James Weiland, an assistant professor at the institute, helps me into an elaborate headdress: Wraparound goggles cover my eyes, and black, light-blocking cloth hangs down over my ears. Plastic straps secure a miniature camera to the middle of my forehead, and wires run down my back and to a laptop computer to my left. The camera moves where my eyes move and then projects that image onto the “screen” of the goggles. The device, called a Glasstron and built by Sony, turns my normal eyesight into a pixelated version of itself.
With the power shut off, the view is complete darkness. Weiland flips a switch and asks me what I see.
“Vague gray shapes. Big dots. Blurry edges.”
“Can you see the door? Could you walk to the door?”
“Yeah, I could, if you want me to trip over things and fall down.”
“That’s a 5-by-5 display. Hold on,” says Weiland, “I’m going to up your pixel count to 32 by 32.”

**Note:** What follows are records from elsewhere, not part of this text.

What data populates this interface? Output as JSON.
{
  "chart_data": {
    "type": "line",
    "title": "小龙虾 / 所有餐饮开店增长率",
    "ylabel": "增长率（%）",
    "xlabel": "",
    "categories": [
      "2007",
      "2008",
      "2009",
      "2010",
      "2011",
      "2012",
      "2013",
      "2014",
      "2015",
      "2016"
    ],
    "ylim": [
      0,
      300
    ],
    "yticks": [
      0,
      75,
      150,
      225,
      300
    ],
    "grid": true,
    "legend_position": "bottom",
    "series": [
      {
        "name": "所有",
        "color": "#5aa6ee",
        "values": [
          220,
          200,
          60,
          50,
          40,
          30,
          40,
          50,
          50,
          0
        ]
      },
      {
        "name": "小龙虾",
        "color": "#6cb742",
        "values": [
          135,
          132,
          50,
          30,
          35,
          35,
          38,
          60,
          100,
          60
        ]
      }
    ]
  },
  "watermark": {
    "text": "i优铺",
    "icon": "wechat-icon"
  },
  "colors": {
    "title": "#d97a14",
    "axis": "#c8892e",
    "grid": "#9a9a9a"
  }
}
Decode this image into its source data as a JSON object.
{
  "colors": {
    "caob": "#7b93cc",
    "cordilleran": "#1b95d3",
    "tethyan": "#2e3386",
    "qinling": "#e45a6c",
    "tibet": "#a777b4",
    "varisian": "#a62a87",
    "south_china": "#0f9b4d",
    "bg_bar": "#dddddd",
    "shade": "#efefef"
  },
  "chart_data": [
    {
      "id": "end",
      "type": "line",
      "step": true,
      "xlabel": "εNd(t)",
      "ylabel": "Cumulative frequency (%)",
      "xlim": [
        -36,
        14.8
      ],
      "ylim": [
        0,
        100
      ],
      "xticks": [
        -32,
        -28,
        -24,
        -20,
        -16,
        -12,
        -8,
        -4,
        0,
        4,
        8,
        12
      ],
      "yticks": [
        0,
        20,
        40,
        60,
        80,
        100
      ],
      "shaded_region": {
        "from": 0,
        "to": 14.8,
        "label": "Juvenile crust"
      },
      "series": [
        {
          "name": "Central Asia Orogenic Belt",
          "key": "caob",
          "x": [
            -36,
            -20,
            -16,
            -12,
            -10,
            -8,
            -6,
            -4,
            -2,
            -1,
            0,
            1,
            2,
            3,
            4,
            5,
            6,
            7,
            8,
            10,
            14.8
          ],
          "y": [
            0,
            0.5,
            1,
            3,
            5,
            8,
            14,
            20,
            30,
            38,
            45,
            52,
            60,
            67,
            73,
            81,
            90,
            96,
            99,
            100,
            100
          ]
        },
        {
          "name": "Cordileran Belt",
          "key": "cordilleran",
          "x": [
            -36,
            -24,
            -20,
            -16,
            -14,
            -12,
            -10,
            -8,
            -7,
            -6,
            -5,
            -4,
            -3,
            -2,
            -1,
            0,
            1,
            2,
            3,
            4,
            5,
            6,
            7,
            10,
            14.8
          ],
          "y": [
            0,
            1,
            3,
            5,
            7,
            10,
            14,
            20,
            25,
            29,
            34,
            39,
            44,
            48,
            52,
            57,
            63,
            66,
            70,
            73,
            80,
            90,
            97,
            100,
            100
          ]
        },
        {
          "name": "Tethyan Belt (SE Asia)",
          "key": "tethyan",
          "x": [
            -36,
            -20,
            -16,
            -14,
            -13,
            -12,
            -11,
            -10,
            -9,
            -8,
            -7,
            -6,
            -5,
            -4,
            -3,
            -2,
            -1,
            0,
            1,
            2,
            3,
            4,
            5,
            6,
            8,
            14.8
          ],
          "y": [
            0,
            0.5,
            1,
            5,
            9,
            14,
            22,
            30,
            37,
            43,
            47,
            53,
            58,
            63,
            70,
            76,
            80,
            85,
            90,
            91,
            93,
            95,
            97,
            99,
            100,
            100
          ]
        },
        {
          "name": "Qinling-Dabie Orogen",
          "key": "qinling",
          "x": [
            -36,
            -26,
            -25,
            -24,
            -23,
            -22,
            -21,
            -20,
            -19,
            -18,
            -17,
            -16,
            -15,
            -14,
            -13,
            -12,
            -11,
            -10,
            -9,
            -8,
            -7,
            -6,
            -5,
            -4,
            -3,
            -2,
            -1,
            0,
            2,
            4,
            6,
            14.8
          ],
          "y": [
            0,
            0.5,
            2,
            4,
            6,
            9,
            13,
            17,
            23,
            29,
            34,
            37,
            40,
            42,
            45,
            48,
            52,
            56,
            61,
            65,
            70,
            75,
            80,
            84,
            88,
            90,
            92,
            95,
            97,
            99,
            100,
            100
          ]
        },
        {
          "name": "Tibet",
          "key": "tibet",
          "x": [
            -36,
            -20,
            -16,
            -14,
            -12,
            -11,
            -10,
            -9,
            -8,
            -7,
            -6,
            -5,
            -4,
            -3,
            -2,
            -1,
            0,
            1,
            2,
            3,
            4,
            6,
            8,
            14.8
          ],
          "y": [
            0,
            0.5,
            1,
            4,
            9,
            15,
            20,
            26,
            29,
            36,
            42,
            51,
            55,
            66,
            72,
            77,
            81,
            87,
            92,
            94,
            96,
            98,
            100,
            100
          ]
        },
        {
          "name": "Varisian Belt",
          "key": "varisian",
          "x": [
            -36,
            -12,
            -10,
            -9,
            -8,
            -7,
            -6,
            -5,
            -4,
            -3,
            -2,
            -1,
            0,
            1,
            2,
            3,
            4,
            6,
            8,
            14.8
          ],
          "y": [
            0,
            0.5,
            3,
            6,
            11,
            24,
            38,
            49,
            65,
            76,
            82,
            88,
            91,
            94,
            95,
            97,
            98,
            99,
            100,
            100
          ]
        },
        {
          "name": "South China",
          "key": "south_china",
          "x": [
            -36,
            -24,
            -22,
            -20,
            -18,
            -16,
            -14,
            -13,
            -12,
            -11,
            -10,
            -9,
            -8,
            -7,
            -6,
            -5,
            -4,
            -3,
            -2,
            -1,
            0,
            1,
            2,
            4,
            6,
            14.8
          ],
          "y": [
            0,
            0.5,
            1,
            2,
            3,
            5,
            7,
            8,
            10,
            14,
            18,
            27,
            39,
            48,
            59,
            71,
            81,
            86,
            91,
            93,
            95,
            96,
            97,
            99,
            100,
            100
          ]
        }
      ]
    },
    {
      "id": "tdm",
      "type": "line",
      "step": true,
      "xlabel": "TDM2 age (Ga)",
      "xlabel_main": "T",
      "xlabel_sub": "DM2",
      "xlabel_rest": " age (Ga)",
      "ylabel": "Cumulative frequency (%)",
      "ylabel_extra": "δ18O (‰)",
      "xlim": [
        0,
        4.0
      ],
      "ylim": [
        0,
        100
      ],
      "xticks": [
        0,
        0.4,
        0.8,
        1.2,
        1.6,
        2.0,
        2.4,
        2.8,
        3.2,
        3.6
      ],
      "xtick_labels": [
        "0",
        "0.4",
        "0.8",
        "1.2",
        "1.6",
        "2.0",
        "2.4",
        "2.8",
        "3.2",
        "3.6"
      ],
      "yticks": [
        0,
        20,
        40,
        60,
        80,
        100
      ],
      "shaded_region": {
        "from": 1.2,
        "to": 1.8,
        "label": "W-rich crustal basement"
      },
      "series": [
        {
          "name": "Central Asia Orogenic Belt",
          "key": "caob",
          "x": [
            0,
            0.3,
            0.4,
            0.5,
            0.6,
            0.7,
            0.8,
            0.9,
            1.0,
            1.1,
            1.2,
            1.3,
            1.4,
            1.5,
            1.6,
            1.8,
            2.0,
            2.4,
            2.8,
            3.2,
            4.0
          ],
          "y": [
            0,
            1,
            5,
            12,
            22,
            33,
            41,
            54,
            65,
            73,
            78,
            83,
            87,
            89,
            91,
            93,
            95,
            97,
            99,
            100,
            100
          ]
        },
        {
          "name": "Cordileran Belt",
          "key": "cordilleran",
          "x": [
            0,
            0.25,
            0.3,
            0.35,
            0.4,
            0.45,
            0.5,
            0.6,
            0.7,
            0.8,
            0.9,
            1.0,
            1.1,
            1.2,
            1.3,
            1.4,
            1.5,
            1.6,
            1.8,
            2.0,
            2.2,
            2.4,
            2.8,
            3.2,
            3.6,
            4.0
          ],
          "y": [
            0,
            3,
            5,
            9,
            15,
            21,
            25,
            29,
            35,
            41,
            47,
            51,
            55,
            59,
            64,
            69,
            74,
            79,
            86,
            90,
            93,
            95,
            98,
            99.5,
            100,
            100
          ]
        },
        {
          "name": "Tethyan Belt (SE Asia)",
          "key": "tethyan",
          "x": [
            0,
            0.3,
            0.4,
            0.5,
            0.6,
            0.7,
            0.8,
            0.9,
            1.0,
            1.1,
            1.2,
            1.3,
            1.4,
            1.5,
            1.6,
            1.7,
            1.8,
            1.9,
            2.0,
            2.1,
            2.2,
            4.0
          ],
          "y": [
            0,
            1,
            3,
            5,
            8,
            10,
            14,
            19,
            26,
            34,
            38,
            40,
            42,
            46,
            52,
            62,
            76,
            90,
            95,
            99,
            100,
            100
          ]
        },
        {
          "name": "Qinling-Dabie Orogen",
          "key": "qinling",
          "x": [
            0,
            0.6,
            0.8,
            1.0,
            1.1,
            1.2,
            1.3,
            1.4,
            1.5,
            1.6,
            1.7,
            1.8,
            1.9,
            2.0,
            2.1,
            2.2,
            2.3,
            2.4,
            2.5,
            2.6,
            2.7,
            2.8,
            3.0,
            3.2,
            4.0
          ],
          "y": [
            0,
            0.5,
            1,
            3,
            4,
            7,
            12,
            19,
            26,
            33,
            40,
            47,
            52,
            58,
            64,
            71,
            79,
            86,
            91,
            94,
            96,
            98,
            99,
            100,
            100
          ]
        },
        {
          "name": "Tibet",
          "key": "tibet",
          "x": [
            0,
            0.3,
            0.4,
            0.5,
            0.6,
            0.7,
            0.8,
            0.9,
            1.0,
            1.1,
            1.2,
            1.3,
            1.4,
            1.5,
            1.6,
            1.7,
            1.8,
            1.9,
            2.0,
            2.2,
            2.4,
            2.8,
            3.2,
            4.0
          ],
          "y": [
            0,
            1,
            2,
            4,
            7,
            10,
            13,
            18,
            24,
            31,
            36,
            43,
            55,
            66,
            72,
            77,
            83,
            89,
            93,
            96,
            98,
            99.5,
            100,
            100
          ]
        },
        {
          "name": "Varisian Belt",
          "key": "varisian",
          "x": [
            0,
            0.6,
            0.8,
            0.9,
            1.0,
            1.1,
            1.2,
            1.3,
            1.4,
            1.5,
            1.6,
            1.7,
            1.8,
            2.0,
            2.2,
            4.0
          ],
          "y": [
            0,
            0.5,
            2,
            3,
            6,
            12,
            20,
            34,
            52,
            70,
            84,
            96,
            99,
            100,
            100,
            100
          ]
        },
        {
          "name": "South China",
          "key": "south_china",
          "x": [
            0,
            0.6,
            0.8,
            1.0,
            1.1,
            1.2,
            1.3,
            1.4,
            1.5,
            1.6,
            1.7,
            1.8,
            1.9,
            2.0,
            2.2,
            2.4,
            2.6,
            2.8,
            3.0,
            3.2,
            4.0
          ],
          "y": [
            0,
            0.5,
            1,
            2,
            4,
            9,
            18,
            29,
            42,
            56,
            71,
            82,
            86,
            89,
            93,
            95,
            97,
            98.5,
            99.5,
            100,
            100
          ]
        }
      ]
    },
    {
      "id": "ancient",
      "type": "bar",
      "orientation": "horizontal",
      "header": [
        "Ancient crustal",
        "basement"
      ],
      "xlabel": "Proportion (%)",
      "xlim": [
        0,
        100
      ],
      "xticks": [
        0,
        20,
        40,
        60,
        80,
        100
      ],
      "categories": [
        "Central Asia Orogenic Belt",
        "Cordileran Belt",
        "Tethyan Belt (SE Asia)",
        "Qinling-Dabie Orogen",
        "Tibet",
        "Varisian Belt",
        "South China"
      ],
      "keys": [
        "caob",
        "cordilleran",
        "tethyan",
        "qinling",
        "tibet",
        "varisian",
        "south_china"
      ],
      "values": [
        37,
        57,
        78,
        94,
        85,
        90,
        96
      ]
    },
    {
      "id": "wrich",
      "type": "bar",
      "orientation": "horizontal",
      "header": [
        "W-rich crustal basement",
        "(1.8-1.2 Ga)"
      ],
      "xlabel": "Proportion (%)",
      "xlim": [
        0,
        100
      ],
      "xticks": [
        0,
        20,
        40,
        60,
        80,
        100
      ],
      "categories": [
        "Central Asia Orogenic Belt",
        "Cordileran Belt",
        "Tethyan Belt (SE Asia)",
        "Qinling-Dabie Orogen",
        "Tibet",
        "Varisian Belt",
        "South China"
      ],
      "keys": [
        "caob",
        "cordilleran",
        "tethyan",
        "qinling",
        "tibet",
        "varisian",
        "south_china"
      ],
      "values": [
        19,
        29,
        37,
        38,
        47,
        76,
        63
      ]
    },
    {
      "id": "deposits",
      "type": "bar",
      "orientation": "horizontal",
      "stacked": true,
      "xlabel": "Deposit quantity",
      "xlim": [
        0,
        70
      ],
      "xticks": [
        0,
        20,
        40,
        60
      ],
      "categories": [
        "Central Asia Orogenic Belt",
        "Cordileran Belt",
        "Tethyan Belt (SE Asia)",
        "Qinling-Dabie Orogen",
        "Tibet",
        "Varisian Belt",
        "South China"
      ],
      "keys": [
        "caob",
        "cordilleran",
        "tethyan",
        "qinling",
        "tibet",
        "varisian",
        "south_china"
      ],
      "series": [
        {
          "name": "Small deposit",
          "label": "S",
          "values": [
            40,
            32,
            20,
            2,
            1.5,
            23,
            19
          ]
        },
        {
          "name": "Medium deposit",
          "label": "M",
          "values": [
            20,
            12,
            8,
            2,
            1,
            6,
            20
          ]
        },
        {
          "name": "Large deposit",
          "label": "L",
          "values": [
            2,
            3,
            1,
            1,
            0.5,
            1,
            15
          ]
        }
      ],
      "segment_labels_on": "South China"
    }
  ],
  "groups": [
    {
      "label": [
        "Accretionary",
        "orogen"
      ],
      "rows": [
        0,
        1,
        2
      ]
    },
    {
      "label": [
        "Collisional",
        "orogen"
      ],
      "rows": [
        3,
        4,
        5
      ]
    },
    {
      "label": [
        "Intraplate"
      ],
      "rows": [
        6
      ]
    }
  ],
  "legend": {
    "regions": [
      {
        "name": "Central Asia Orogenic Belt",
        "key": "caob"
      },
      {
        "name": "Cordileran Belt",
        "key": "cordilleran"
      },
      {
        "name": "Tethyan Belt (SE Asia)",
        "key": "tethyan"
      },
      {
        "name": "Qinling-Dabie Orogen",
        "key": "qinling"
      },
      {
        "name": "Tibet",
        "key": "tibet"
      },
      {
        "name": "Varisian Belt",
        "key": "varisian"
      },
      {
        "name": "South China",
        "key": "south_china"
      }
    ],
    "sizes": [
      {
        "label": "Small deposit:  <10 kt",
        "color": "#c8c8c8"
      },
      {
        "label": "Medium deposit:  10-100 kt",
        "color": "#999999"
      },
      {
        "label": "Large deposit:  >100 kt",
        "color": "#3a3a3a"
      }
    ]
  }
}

It’s Weiland’s belief that a 32-by-32 array, 1,024 pixels, should satisfy most vision needs. This is probably 10 times the count on Dobelle’s implant and much closer to Normann’s design.
Beside me I can hear Weiland futzing with the computer. There’s a sudden wash of light, like viewing the Star Wars jump to hyperspace through a waterfall.
“Can you see now?”
“Give it a minute, let yourself adjust.”
“OK, I’ve got blobs and edges and motion.”
Suddenly, things become clearer. What moments ago was attack of the Jell-O creatures has become doorways and faces.
“What happened?” I ask. “Did you up the resolution again?”
“No,” says Weiland, “that’s your brain learning to see.”
It’s a weird feeling, watching my brain reorganize itself, but that’s exactly what’s happening. Beside me the fuzzy edge of the counter becomes a strong line, and then the computer atop it snaps into place.
I take one last glance around. Weiland is still not visible. Then there is a subtle shift in color. A drizzle of gray firms up, and I can see the white plane of his forehead offset by the darkness of his hair.
I look around: door, desk, computer, person.
So this is what a miracle looks like.